Corações Sujos

Quando fui apresentado no início do filme à história — a zona de tensão entre os imigrantes japoneses no Brasil ao final da WWII, pois muitos ainda acreditavam que a guerra havia sido ganha pelo lado nipônico — fiquei extremamente entusiasmado, principalmente por dois motivos: 1) se tratar de um primeiro movimento do Cinema Nacional de resgatar o passado histórico e exorcizar seus demônios e 2) pelo tratamento aparentemente dedicado da produção, que utiliza o japonês como idioma-base, desafiando uma realidade crescente de salas populares que priorizam a comodidade da dublagem em detrimento à mutilação da sétima arte.

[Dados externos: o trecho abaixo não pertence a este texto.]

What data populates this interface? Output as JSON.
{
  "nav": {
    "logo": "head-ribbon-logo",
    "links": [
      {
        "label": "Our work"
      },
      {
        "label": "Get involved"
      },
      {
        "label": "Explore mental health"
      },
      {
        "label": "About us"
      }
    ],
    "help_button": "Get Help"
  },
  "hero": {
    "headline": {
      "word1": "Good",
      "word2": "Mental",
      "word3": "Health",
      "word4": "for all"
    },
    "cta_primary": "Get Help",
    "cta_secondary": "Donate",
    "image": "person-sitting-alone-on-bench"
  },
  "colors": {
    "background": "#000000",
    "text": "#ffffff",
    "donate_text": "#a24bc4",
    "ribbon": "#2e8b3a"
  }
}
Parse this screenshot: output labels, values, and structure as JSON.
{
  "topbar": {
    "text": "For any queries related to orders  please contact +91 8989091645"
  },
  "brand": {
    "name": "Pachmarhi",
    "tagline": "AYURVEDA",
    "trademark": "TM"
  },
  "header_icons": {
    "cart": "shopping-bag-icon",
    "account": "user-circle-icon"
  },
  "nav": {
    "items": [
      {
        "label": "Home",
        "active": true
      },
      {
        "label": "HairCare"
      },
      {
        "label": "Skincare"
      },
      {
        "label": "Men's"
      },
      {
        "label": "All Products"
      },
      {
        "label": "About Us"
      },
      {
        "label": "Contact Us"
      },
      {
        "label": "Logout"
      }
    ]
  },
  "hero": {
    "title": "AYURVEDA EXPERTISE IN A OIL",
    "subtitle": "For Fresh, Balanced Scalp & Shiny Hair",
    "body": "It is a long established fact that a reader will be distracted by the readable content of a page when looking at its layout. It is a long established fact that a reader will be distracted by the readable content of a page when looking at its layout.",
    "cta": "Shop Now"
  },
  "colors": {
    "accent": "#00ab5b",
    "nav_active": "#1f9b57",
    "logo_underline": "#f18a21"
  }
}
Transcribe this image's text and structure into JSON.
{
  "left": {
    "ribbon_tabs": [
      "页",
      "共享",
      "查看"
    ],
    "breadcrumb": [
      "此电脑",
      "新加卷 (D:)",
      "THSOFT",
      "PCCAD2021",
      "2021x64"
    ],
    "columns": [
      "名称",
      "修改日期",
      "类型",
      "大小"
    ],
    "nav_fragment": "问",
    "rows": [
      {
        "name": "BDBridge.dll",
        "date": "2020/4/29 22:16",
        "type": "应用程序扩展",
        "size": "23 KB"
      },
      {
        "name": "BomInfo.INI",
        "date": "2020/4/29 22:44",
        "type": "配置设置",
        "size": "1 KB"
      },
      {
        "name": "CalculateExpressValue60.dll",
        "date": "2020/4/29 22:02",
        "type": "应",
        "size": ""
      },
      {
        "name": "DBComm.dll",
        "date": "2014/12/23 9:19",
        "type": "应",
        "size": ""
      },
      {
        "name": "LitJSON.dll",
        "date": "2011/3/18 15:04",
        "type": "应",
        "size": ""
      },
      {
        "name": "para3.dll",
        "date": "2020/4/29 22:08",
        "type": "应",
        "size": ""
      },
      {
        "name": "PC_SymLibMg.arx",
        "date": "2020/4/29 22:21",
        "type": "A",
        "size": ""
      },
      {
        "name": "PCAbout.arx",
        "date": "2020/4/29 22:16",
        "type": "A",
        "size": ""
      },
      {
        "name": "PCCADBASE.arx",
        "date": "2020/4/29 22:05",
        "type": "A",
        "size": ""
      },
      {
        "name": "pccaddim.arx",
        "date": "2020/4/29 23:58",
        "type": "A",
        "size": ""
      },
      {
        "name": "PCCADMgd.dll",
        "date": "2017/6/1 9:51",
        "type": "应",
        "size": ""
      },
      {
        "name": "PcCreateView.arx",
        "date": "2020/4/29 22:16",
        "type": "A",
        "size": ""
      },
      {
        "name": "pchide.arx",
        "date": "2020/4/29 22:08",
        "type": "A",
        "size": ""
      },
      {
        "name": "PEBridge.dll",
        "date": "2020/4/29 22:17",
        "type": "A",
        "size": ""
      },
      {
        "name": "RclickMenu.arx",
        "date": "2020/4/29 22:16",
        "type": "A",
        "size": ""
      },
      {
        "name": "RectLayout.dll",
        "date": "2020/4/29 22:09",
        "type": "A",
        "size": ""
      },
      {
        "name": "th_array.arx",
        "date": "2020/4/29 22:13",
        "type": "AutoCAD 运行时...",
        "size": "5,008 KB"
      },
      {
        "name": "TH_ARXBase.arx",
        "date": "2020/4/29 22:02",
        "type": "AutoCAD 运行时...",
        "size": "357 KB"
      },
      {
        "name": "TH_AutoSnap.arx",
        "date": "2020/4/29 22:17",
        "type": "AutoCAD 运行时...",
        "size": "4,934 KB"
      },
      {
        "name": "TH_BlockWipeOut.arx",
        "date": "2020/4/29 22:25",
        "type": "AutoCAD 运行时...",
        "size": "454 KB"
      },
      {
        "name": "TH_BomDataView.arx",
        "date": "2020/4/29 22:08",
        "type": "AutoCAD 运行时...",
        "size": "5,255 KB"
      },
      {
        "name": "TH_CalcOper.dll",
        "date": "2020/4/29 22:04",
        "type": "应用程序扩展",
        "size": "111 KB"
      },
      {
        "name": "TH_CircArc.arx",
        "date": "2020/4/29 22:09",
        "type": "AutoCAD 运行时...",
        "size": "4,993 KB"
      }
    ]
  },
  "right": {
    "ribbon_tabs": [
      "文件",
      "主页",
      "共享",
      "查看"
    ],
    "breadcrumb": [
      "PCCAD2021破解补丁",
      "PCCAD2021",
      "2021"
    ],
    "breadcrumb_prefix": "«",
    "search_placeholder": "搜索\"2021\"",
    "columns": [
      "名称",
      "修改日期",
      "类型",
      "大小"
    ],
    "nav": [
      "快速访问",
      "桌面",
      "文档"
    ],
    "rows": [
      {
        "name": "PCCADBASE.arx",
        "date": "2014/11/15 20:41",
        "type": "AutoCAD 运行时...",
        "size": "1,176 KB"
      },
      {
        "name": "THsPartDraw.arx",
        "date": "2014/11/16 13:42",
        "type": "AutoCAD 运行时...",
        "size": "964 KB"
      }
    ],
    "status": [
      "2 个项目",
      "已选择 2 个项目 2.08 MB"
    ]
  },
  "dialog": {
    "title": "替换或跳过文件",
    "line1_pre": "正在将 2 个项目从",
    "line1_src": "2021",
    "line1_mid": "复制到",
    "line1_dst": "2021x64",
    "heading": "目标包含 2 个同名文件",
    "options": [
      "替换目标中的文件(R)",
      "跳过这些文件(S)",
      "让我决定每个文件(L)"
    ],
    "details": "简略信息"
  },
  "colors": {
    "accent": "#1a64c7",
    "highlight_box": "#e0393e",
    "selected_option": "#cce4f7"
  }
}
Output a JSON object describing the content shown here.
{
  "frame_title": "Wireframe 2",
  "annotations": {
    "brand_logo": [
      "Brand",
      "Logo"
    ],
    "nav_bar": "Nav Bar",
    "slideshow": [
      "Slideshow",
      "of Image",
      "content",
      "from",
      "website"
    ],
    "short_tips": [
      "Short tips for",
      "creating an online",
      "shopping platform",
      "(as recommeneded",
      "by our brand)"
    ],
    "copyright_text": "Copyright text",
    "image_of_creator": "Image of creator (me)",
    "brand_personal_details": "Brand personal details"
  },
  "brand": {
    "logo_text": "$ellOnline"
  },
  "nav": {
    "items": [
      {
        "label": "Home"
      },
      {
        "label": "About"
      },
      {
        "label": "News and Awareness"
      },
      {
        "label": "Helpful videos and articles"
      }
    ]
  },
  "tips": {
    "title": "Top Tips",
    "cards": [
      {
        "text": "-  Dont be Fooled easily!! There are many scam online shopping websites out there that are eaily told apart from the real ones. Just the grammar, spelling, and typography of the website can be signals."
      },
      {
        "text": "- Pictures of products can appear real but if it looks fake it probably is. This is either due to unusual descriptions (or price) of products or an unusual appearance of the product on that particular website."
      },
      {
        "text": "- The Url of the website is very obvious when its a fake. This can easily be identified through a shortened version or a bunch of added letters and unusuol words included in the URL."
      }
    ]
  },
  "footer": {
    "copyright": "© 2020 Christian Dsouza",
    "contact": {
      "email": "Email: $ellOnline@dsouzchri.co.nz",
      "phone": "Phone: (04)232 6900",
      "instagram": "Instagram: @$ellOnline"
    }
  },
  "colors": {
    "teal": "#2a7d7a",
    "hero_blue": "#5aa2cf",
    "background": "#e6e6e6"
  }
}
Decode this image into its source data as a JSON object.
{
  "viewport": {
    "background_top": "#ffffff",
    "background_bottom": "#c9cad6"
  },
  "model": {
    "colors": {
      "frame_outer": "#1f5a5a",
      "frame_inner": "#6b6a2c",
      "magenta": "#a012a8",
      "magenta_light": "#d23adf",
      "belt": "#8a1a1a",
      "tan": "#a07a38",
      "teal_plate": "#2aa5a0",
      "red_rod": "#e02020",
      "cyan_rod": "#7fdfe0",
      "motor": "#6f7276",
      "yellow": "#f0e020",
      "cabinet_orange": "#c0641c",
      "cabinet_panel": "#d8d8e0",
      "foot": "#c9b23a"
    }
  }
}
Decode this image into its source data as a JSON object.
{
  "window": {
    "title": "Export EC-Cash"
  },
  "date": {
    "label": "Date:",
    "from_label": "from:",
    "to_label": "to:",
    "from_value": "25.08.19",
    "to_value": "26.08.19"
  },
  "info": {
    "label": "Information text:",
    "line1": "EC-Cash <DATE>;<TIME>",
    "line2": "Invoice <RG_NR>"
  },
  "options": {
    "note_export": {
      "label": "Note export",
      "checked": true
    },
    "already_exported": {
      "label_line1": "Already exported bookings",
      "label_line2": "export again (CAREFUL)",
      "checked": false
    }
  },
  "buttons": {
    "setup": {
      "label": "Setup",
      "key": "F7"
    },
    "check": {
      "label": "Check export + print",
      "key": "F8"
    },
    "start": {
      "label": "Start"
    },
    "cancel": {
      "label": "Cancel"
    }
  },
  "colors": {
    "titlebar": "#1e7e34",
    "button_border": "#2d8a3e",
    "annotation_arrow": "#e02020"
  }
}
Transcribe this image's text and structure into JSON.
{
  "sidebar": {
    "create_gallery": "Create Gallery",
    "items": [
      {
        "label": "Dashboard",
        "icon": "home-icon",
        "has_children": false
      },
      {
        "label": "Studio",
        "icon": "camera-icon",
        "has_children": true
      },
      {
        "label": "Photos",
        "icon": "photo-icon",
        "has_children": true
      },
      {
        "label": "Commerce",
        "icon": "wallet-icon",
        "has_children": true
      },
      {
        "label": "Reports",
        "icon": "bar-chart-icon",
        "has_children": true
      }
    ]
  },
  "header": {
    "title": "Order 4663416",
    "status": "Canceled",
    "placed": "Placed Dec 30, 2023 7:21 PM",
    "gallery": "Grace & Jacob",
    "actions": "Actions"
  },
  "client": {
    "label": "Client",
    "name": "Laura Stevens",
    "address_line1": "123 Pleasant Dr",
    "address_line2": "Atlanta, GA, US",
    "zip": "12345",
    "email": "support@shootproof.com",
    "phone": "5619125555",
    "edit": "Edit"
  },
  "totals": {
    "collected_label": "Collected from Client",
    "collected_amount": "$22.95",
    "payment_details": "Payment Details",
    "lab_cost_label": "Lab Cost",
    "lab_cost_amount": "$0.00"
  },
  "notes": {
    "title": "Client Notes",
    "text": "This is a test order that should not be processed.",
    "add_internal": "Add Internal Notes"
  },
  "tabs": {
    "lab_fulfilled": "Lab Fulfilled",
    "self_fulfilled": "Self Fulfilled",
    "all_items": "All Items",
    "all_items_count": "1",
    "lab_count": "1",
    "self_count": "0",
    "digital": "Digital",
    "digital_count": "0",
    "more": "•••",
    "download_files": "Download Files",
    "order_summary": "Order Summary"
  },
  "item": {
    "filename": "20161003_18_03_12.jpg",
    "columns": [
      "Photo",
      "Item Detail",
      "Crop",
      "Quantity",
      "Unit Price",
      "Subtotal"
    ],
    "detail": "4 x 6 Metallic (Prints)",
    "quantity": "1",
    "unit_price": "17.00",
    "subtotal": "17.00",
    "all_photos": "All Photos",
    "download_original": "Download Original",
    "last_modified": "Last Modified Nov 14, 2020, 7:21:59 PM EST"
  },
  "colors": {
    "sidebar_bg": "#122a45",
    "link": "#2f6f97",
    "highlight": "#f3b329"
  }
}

No entanto, todas minhas esperanças foram sugadas paulatinamente conforme o filme prosseguia. Além da introdução pedestre e excessivamente didática do conflito inicial — quando um letreiro inicial explica exatamente a situação mostrada na primeira cena, com direito a diálogos que repetem o que o letreiro já sintetizava — um roteiro pedestre estraga boa parte da experiência, com diálogos, quando existentes, artificiais demais para sair das bocas de seus personagens, interpretados por um elenco excessivamente amador e que, salvo raras exceções, não consegue sequer diferenciar os dois grupos em conflito, quanto mais suas personalidades.

Fosse apenas isso, ainda teríamos pelo menos o prazer estético de uma obra audio-visual: muitos grandes filmes existem apesar de seu subtexto quase inexpressivo (Dolls, filmes do Kim Ki-duk). Porém, uma direção no ápice da sua auto-indulgência consegue destruir isso também, pois imagina estar transformando uma boa história em uma obra de arte, quando na verdade pega a ausência de trama para compor quadros expressivamente vazios aparentemente com a única finalidade de inserir a assinatura arrogante de um realizador que precisa aprender muito sobre a arte de contar histórias.

Primeiramente utilizando uma lente que tira do foco tudo em sua volta menos uma região específica, que é usada aleatoriamente durante a projeção sem qualquer motivo óbvio, vemos ações de personagens que servem de mecanismo de enquadramento para o diretor, como uma mulher rasgando papéis para mais tarde vermos um quadro preenchido com seus pedaços no chão, ao mesmo tempo que após uma sequência particularmente tensa (um momento raro) vemos galinhas mortas ajudando a preencher a tela pelo simples prazer de preencher um quadro dramático, vazio em seu sentido, mas que consegue ao menos atingir nesses dois momentos um ápice: o do aborrecimento.

Por fim, sua conclusão arrastada criada a partir de uma elipse de uma vida inteira parece necessária apenas para dar algum significado ao que vimos pelas últimas duas horas, e mesmo isso soa artificial demais para reerguer uma “comédia” de erros que nunca conseguiu alçar voo, tal qual as galinhas mortas no chão.